Mr. Graham, 68, said in March that he and his wife had gotten a coronavirus vaccine. He told The Times that “people have to make this decision themselves” about getting inoculated while stressing the severity of the disease
“COVID is a real issue,” he said. “It can make you very sick. It can kill you.”
Mr. Graham said some may cite the lack of full and formal Food and Drug Administration approval as a reason for not taking the vaccine yet. The vaccines being used in the U.S. have received only emergency authorization from the FDA.
“But I think we’ll see less objections once this is approved,” the evangelist said. “And so, I hope that they can approve this soon. Don’t want them to rush into it, but all of them do their homework. I think when it is approved by the FDA, I think there’ll be many more people who will take it.”
Dr. William Schaffner, a professor of health policy at Vanderbilt University in Nashville, said Mr. Graham’s “voice could potentially be a very persuasive one” in the battle to get people vaccinated.
“I wish I could have them repeated all over the country. We need to encourage our fellow citizens to come forward. My concern is some parts [of the country] will be well vaccinated, and others less so,” Dr. Schaffner added.

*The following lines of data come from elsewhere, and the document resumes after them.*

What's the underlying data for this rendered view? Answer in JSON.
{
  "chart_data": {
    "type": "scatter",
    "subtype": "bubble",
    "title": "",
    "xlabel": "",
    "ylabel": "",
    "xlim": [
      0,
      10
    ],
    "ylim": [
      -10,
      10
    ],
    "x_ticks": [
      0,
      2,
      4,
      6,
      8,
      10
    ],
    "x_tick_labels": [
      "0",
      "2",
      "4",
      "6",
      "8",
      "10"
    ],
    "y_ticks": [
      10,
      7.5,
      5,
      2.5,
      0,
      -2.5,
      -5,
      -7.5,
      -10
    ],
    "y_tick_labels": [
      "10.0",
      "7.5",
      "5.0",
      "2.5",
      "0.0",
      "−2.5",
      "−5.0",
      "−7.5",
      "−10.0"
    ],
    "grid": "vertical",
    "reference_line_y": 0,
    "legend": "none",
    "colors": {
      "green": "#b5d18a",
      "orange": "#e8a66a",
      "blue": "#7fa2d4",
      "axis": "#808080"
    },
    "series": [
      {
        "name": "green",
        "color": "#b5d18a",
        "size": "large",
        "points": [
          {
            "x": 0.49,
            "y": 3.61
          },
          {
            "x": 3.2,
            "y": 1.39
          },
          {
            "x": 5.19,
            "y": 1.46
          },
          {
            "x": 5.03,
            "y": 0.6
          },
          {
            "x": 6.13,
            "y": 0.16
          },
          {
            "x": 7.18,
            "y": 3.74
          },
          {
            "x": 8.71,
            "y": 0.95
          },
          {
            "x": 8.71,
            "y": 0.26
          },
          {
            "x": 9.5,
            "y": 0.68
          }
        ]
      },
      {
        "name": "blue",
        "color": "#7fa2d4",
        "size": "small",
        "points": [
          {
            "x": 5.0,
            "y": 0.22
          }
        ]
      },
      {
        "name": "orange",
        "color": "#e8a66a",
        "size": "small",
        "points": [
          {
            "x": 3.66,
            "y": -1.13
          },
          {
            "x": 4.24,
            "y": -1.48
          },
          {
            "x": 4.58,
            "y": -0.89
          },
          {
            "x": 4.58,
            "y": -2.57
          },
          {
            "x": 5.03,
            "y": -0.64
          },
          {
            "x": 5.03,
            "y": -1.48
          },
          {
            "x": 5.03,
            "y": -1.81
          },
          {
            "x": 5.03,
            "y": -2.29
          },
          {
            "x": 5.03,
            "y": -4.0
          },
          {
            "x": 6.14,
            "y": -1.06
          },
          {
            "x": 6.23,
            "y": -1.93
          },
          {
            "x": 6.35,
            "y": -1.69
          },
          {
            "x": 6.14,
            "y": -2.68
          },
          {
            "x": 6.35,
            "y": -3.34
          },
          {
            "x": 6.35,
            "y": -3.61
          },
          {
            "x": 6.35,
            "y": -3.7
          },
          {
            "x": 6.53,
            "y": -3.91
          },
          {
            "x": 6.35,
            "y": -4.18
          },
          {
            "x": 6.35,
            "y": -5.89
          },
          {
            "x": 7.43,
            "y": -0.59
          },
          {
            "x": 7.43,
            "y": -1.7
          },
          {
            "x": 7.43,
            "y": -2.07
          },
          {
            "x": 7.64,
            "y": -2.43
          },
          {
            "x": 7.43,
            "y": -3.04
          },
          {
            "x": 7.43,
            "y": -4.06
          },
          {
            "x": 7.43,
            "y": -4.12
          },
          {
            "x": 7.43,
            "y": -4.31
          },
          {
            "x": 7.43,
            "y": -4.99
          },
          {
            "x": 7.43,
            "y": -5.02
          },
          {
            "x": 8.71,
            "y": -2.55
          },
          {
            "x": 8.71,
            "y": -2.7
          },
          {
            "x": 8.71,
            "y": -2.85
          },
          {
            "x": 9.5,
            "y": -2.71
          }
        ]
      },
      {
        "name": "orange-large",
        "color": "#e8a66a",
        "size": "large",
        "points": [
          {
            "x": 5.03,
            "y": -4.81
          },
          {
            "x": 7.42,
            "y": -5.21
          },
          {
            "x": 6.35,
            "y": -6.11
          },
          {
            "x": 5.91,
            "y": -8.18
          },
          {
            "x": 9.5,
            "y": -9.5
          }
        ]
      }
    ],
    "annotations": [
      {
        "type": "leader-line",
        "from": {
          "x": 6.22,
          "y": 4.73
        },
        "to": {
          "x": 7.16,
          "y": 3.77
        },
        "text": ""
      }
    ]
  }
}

The issue of vaccination against COVID-19 has raised a variety of issues involving so-called “religious objections” to vaccination in general, or to the rapidly developed COVID-19 vaccines.
Some people have raised concerns based on opposition to the use of stem cells derived from aborted fetuses in testing the vaccines, while others object to institutionally imposed mandates.
Jackie Gale, a sophomore at the University of Alabama-Birmingham, enlisted the support of the public interest law firm First Liberty Institute to get the school to reverse its decision not to register her for classes unless she’s vaccinated.
According to attorney Christine Pratt, Ms. Gale “takes her faith very seriously and is simply asking UAB to respect her sincerely held beliefs. Alabama’s constitution ensures that Jackie’s sincerely held religious beliefs cannot be dismissed by UAB.”
The law firm said Ms. Gale’s parents had rejected vaccinating the young woman throughout her life, and Ms. Gale “believes that she would be profaning her body, and therefore dishonoring God, by receiving any vaccines,” and cited a pro-life stance for her opposition.
But such objections may be misplaced, said Jonathan Clemens, a physician assistant in Olympia, Washington, and the immediate past chair of the Fellowship of Christian Physician Assistants.
“Both evangelical/conservative Protestantism and Roman Catholicism say the good outweighs the bad” when it comes to vaccination, Mr. Clemens said.
The development of stem cell lines on which vaccines are tested for safety took place from fetuses aborted 50 years ago, he said, and the current stem cell lines are “very remote in time and very remote in causality. Nobody aborted a baby to make vaccines.”
Mr. Clemens, who wrote about addressing religious objections to vaccinations for the Journal of the American Academy of Physician Assistants, said the objections are “kind of frustrating because nobody cared about how vaccines were tested when there were still a ton of them being produced using cell lines from an aborted fetus as a growth medium. It only became an issue when people were looking for a religious reason to object to the Pfizer/Moderna mRNA vaccines.”
In a December 2020 statement, the U.S. Conference of Catholic Bishops’ Committee on Doctrine and its Committee on Pro-Life Activities acknowledged that such vaccines are acceptable, despite the use of abortion-derived stem cells.
“Given the urgency of this crisis, the lack of available alternative vaccines, and the fact that the connection between an abortion that occurred decades ago and receiving a vaccine produced today is remote, inoculation with the new COVID-19 vaccines in these circumstances can be morally justified,” Bishop Kevin C. Rhoades of Fort Wayne-South Bend, Indiana, and Archbishop Joseph F. Naumann of Kansas City, Kansas, wrote in the statement.
Dr. Schaffner, the Vanderbilt University health policy professor, noted an irony in some of the anti-vaccine objections.
“I know very personally some of the people who’ve worked on these vaccines, and they are very religious people, and they see themselves as doing good,” he said.